Quiz: Monitoring Migration¶

4 questions

L0 (1 questions)¶

1. What are three key differences between legacy monitoring (Nagios/Zabbix) and modern monitoring (Prometheus)?

Show answer

1. Data model: legacy is check-based (pass/fail); Prometheus is metric-based (continuous values with labels).
2. Collection: legacy pushes or actively polls; Prometheus pulls/scrapes HTTP endpoints.
3. Querying: legacy uses static thresholds; Prometheus uses PromQL for dynamic, dimensional queries. Additionally, Prometheus is config-as-code (YAML) while legacy often uses GUI/custom config files.

L1 (1 questions)¶

1. What is the Nagios check_disk equivalent in Prometheus and how would you write the alert rule?

Show answer

Nagios check_disk maps to node_exporter metrics: node_filesystem_avail_bytes and node_filesystem_size_bytes.
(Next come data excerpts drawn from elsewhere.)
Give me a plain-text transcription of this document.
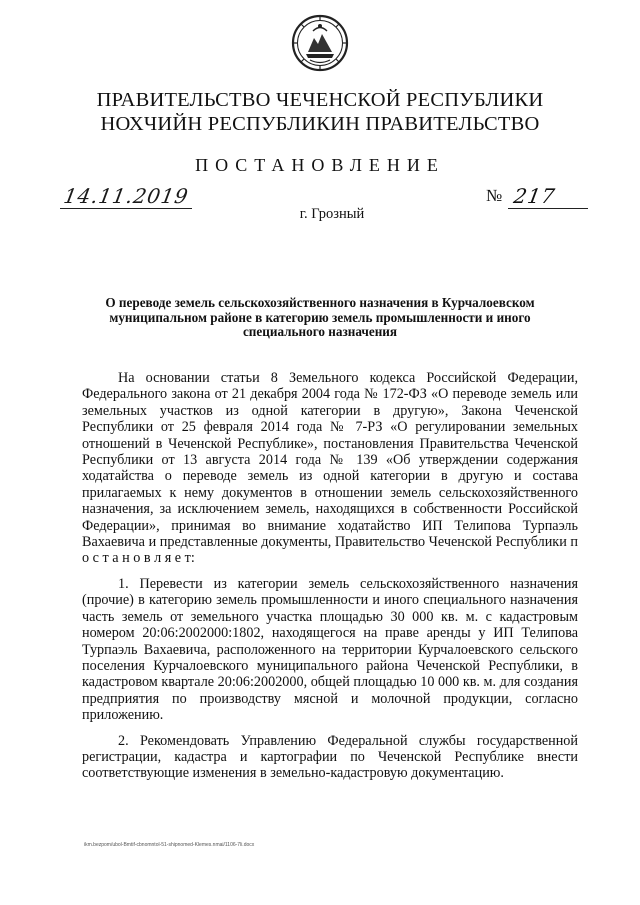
ПРАВИТЕЛЬСТВО ЧЕЧЕНСКОЙ РЕСПУБЛИКИ
НОХЧИЙН РЕСПУБЛИКИН ПРАВИТЕЛЬСТВО
ПОСТАНОВЛЕНИЕ
14.11.2019	№ 217
г. Грозный
О переводе земель сельскохозяйственного назначения в Курчалоевском муниципальном районе в категорию земель промышленности и иного специального назначения

На основании статьи 8 Земельного кодекса Российской Федерации, Федерального закона от 21 декабря 2004 года № 172-ФЗ «О переводе земель или земельных участков из одной категории в другую», Закона Чеченской Республики от 25 февраля 2014 года № 7-РЗ «О регулировании земельных отношений в Чеченской Республике», постановления Правительства Чеченской Республики от 13 августа 2014 года № 139 «Об утверждении содержания ходатайства о переводе земель из одной категории в другую и состава прилагаемых к нему документов в отношении земель сельскохозяйственного назначения, за исключением земель, находящихся в собственности Российской Федерации», принимая во внимание ходатайство ИП Телипова Турпаэль Вахаевича и представленные документы, Правительство Чеченской Республики п о с т а н о в л я е т:

1. Перевести из категории земель сельскохозяйственного назначения (прочие) в категорию земель промышленности и иного специального назначения часть земель от земельного участка площадью 30 000 кв. м. с кадастровым номером 20:06:2002000:1802, находящегося на праве аренды у ИП Телипова Турпаэль Вахаевича, расположенного на территории Курчалоевского сельского поселения Курчалоевского муниципального района Чеченской Республики, в кадастровом квартале 20:06:2002000, общей площадью 10 000 кв. м. для создания предприятия по производству мясной и молочной продукции, согласно приложению.

2. Рекомендовать Управлению Федеральной службы государственной регистрации, кадастра и картографии по Чеченской Республике внести соответствующие изменения в земельно-кадастровую документацию.

ikm.bezpom/ubol-Bmtif-cbnomntol-51-shipnomed-Klemes.nmai/1106-7li.docx
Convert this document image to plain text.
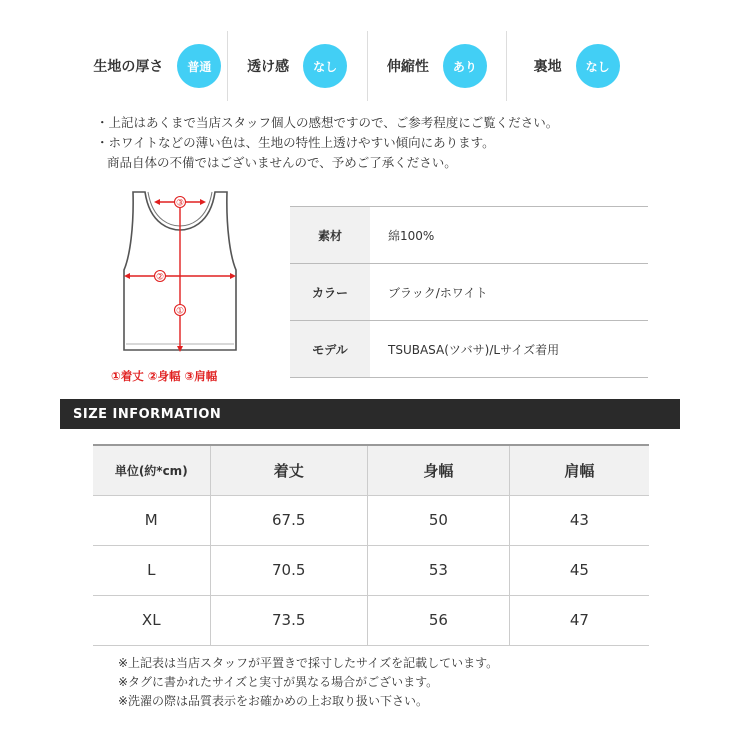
生地の厚さ	普通	透け感	なし	伸縮性	あり	裏地	なし

・上記はあくまで当店スタッフ個人の感想ですので、ご参考程度にご覧ください。

・ホワイトなどの薄い色は、生地の特性上透けやすい傾向にあります。

商品自体の不備ではございませんので、予めご了承ください。

③
②
①
①着丈 ②身幅 ③肩幅
素材	綿100%
カラー	ブラック/ホワイト
モデル	TSUBASA(ツバサ)/Lサイズ着用
SIZE INFORMATION
単位(約*cm)	着丈	身幅	肩幅
M	67.5	50	43
L	70.5	53	45
XL	73.5	56	47

※上記表は当店スタッフが平置きで採寸したサイズを記載しています。

※タグに書かれたサイズと実寸が異なる場合がございます。

※洗濯の際は品質表示をお確かめの上お取り扱い下さい。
Alert rule: expr: (node_filesystem_avail_bytes{mountpoint='/'} / node_filesystem_size_bytes{mountpoint='/'}) * 100 < 20, for: 5m, severity: warning. This fires when free space on / drops below 20%, sustained for 5 minutes.

L2 (1 questions)¶

1. Why must monitoring migrations include a parallel-run phase, and how long should it last?

Show answer

Parallel running (both old and new systems active simultaneously) is essential for comparing alert fidelity: does the new system catch the same incidents as the old one? Run for at least 4-8 weeks to cover enough incident variety. During this phase, tune Prometheus thresholds, train the team on PromQL and Grafana, and track any incidents the legacy system catches that Prometheus misses (gaps to fix before cutover).

L3 (1 questions)¶

1. During a Nagios-to-Prometheus migration, how do you handle custom NRPE plugins and network SNMP monitoring?

Show answer

Custom NRPE plugins cannot be ported directly. Options: write a custom Prometheus exporter (expose metrics at /metrics), use the Pushgateway for batch jobs that run periodically, or use the script_exporter. For SNMP network devices: deploy snmp_exporter with MIB configuration files that map OIDs to Prometheus metrics. Do not leave network devices unmonitored during the transition — this is a common gap.